If you search for pfsense alias script, you’ll find some examples on updating aliases from a script, so you’ll only need to write the part that gets the hostnames. Since it sounds like the hostnames are unpredictable, it might be hard as the only way to get them on the fly is to listen for what hostnames are being resolved by clients on the LAN, probably by hooking into unbound or whatever. If you can share what the service is it would make it easier to determine if there’s a shortcut, like the example I gave where all the subdomains are always in the same CIDR and if one of the hostnames is predictable (or if the subdomains are always in the same CIDR as the main domain for example, then you can have the script just look up the main domain’s cidr). Another possibly easier alternative would be to find an API that lets you search the certificate transparency logs for the main domain which would reveal all subdomains that have SSL certificates. You could then just load all those subdomains into the alias and let pfsense look up the IPs.
I would investigate whether the IPs of each subdomain follow a pattern of a particular CIDR or unique ASN because reacting to DNS lookups in realtime will probably mean some lag between first request and the routing being updated, compared to a solution that’s able to proactively route all relevant CIDRs or all CIDRs assigned to an ASN.


I think the way people do it is by making a script that gets the hostnames and updates the alias, then just schedule it in pfsense. I’ve also seen ASN based routing using a script, but that’ll only work on large services that use their own AS. If the service is large enough, they might predictably use IPs from the same CIDR, so if you spend some time collecting the relevant IPs, you might find that even when the hostnames are new and random, they always go to the same pool of IPs, that’s the lazy way I did selective routing to GitHub since it was always the same subnet.
That’s what I do. 1.6TB currently on rsync.net, only my personal artifacts excluding all media that can be reacquired and it’s a reasonable $10/mo. Synced daily at 4am.
If I wanted my backups to include my media collection or anything exceeding several TB, I would build a second NAS and drop it at my parents’.


I noticed the article mentioned Dropbox, g drive, and OneDrive and I was curious and from searching around it seems you can also use ftp and ssh. That’s super cool, being able to script an auto backup to my NAS makes this a lot more appealing.
I use gluetun to connect specific docker containers to a VPN without interfering with other networking, since it’s all self contained. It also has lots of providers built in which is convenient so you can just set the provider, your password, and your preferred region instead of needing to manually enter connection details manage lists of servers (it automatically updates it’s own cached server list from your provider, through the VPN connection itself)

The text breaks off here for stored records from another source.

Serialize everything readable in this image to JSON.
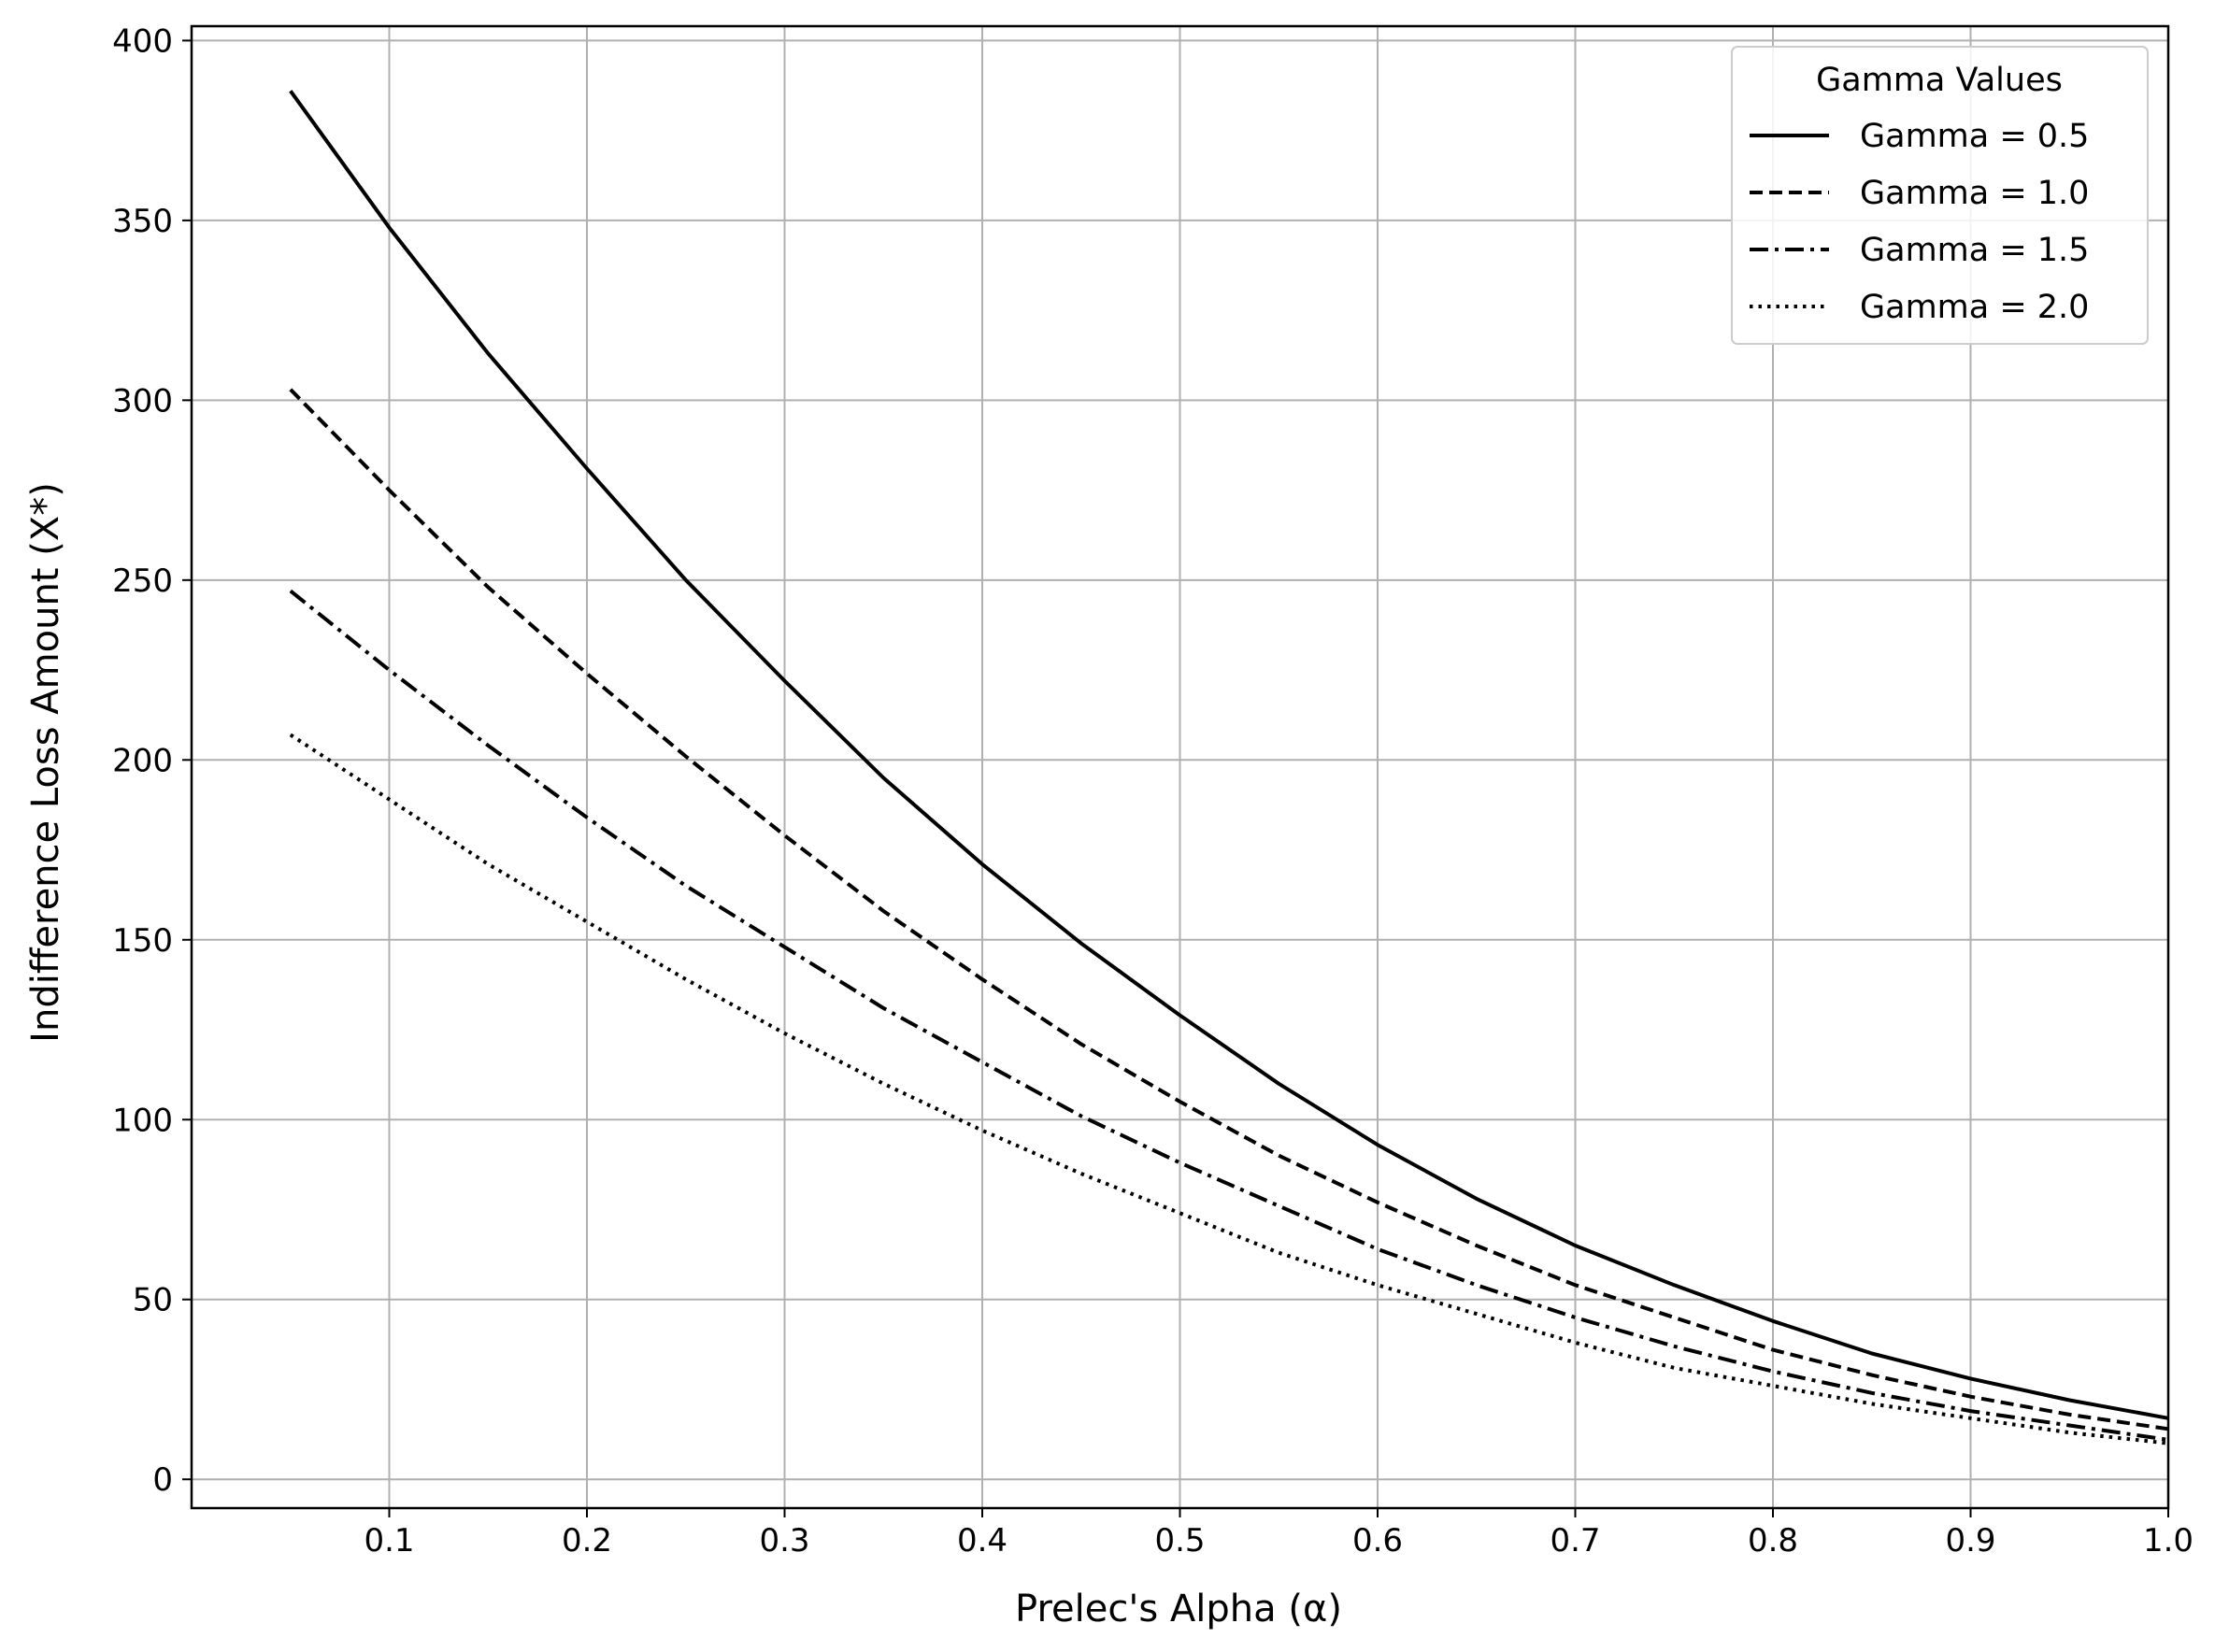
{
  "chart_data": {
    "type": "line",
    "xlabel": "Prelec's Alpha (α)",
    "ylabel": "Indifference Loss Amount (X*)",
    "xlim": [
      0.0,
      1.0
    ],
    "ylim": [
      -8,
      404
    ],
    "x_ticks": [
      0.1,
      0.2,
      0.3,
      0.4,
      0.5,
      0.6,
      0.7,
      0.8,
      0.9,
      1.0
    ],
    "x_tick_labels": [
      "0.1",
      "0.2",
      "0.3",
      "0.4",
      "0.5",
      "0.6",
      "0.7",
      "0.8",
      "0.9",
      "1.0"
    ],
    "y_ticks": [
      0,
      50,
      100,
      150,
      200,
      250,
      300,
      350,
      400
    ],
    "y_tick_labels": [
      "0",
      "50",
      "100",
      "150",
      "200",
      "250",
      "300",
      "350",
      "400"
    ],
    "grid": true,
    "legend": {
      "title": "Gamma Values",
      "position": "top-right"
    },
    "x": [
      0.05,
      0.1,
      0.15,
      0.2,
      0.25,
      0.3,
      0.35,
      0.4,
      0.45,
      0.5,
      0.55,
      0.6,
      0.65,
      0.7,
      0.75,
      0.8,
      0.85,
      0.9,
      0.95,
      1.0
    ],
    "series": [
      {
        "name": "Gamma = 0.5",
        "style": "solid",
        "color": "#000000",
        "values": [
          386,
          348,
          313,
          281,
          250,
          222,
          195,
          171,
          149,
          129,
          110,
          93,
          78,
          65,
          54,
          44,
          35,
          28,
          22,
          17
        ]
      },
      {
        "name": "Gamma = 1.0",
        "style": "dashed",
        "color": "#000000",
        "values": [
          303,
          275,
          248,
          224,
          201,
          179,
          158,
          139,
          121,
          105,
          90,
          77,
          65,
          54,
          45,
          36,
          29,
          23,
          18,
          14
        ]
      },
      {
        "name": "Gamma = 1.5",
        "style": "dashdot",
        "color": "#000000",
        "values": [
          247,
          225,
          204,
          184,
          165,
          148,
          131,
          116,
          101,
          88,
          76,
          64,
          54,
          45,
          37,
          30,
          24,
          19,
          15,
          11
        ]
      },
      {
        "name": "Gamma = 2.0",
        "style": "dotted",
        "color": "#000000",
        "values": [
          207,
          189,
          171,
          155,
          139,
          124,
          110,
          97,
          85,
          74,
          63,
          54,
          46,
          38,
          31,
          26,
          21,
          17,
          13,
          10
        ]
      }
    ]
  }
}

Another nice feature is that it supports scripts for port forwarding, which works out of the box for some providers. So it can automatically get the forwarded port and then execute a custom script to set that port in your torrent client, soulseek, or whatever.
I could just use a wireguard or openvpn container, but this also makes it easy to hop between vpn providers just by swapping the connection details regardless of whether the providers only support wg or openvpn. Just makes it a little more universal.